On Thu, 8 Jan 2004 16:24:58 -0500 Jean-Francois.Doyon@CCRS.NRCan.gc.ca wrote:
Casey,
Thanks for pointing out this product, I'll have to give it a try, as I can foresee many useful applications for it !
Cool. Its new and I'm eager to get feedback from the field on it (no pun intended). [...]
Your product seems to have a good base to start with. The problem now, and one that stopped me in my tracks, is how to define/calculate/configure this"weighing" concept. You suggest there's some underlying functionality for weighing already, maybe it'd just be a matter of taking advantage of it, and documenting how to use it ? The big question would be what does a weight of"1" MEAN versus a weight of "2" or "5" ?

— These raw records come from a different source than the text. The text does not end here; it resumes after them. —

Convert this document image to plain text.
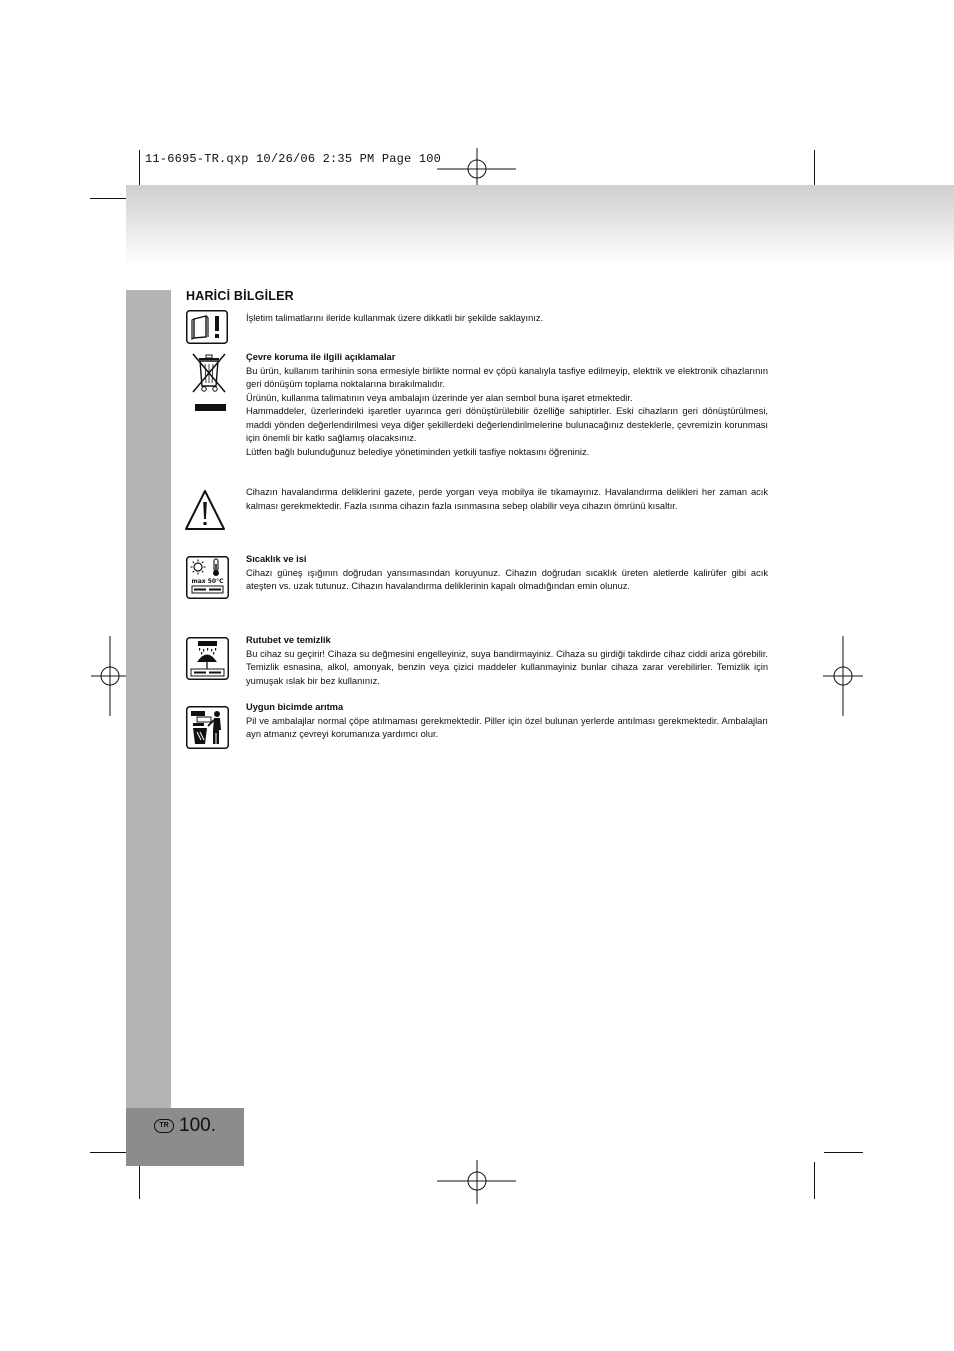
11-6695-TR.qxp 10/26/06 2:35 PM Page 100
TR 100.
HARİCİ BİLGİLER
max 50°C

İşletim talimatlarını ileride kullanmak üzere dikkatli bir şekilde saklayınız.

Çevre koruma ile ilgili açıklamalar

Bu ürün, kullanım tarihinin sona ermesiyle birlikte normal ev çöpü kanalıyla tasfiye edilmeyip, elektrik ve elektronik cihazlarının geri dönüşüm toplama noktalarına bırakılmalıdır.

Ürünün, kullanma talimatının veya ambalajın üzerinde yer alan sembol buna işaret etmektedir.

Hammaddeler, üzerlerindeki işaretler uyarınca geri dönüştürülebilir özelliğe sahiptirler. Eski cihazların geri dönüştürülmesi, maddi yönden değerlendirilmesi veya diğer şekillerdeki değerlendirilmelerine bulunacağınız desteklerle, çevremizin korunması için önemli bir katkı sağlamış olacaksınız.

Lütfen bağlı bulunduğunuz belediye yönetiminden yetkili tasfiye noktasını öğreniniz.

Cihazın havalandırma deliklerini gazete, perde yorgan veya mobilya ile tıkamayınız. Havalandırma delikleri her zaman acık kalması gerekmektedir. Fazla ısınma cihazın fazla ısınmasına sebep olabilir veya cihazın ömrünü kısaltır.

Sıcaklık ve isi

Cihazı güneş ışığının doğrudan yansımasından koruyunuz. Cihazın doğrudan sıcaklık üreten aletlerde kalirüfer gibi acık ateşten vs. uzak tutunuz. Cihazın havalandırma deliklerinin kapalı olmadığından emin olunuz.

Rutubet ve temizlik

Bu cihaz su geçirir! Cihaza su değmesini engelleyiniz, suya bandirmayiniz. Cihaza su girdiği takdirde cihaz ciddi ariza görebilir. Temizlik esnasina, alkol, amonyak, benzin veya çizici maddeler kullanmayiniz bunlar cihaza zarar verebilirler. Temizlik için yumuşak ıslak bir bez kullanınız.

Uygun bicimde arıtma

Pil ve ambalajlar normal çöpe atılmaması gerekmektedir. Piller için özel bulunan yerlerde antılması gerekmektedir. Ambalajları ayn atmanız çevreyi korumanıza yardımcı olur.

ZCTextIndex calculates document and word scores. When queries are performed these scores are combined as intermediate results are combined (using unions and intersections). The weighted versions of these commands allow you to weight one set differently than another. The weight multiplies the score by some factor as the set operation is performed.
The other is how it gets purely implemented. Does the weight need to be known at indexing time, or can it be provided at search time ? My hunch is the weighing should be applied at search time, so your product could be modified to take as input the weights to apply to each index that is being search through ?
Could be done either way. Weighing at index time might be more efficient, but would not allow different weights to be applied for different queries. I doubt that query-time weighting would slow things down at all since it is already being done (only the weight factors are always 1). All of the set operations are implemented in C.
Something like:
result = catalog(dc_fields={"query":"Some search string", "fields":["Title","Description"]})
could become:
result = catalog(dc_fields={"query":"Some search string", "fields":["Title","Description"], "weights":[5,1]})
Sure or maybe: result = catalog(dc_fields={"query":"Some search string", "weighted_fields":{'title':5, 'description':1}) This might be slightly less error prone (otherwise you need to match up the lists}, if slightly less readable. :record marshalling for weighted_fields could also be supported for queries from web forms. Either spelling would work though and I'm open to input.
Meaning apply a weight of 5 to Title, and 1 to Description. Which I would in turn interpret as meaning Title is 5 times more important than Description (Not knowing any better right now).
Yes, scores for words found in the title would get multiplied by 5. Scores for description would get multiplied by 1.
Personally I'm using the Okapi algorithm. When I started investigating this, I came to the (admitedly uneducated) conclusion that to do proper, fast weighing, then the Okapi implementation would have to be modified to support this feature (Maybe it does already ??), which is over my head, especially with the okascore module being Python/C. Doing it in python would mean doing a second pass over the results that have already been scored once, which is innefficient it seems, and computationally intensive(Especially as I envision th efact that really really nice weighing algorythms would need to have all content in memory in order to do relational work between records).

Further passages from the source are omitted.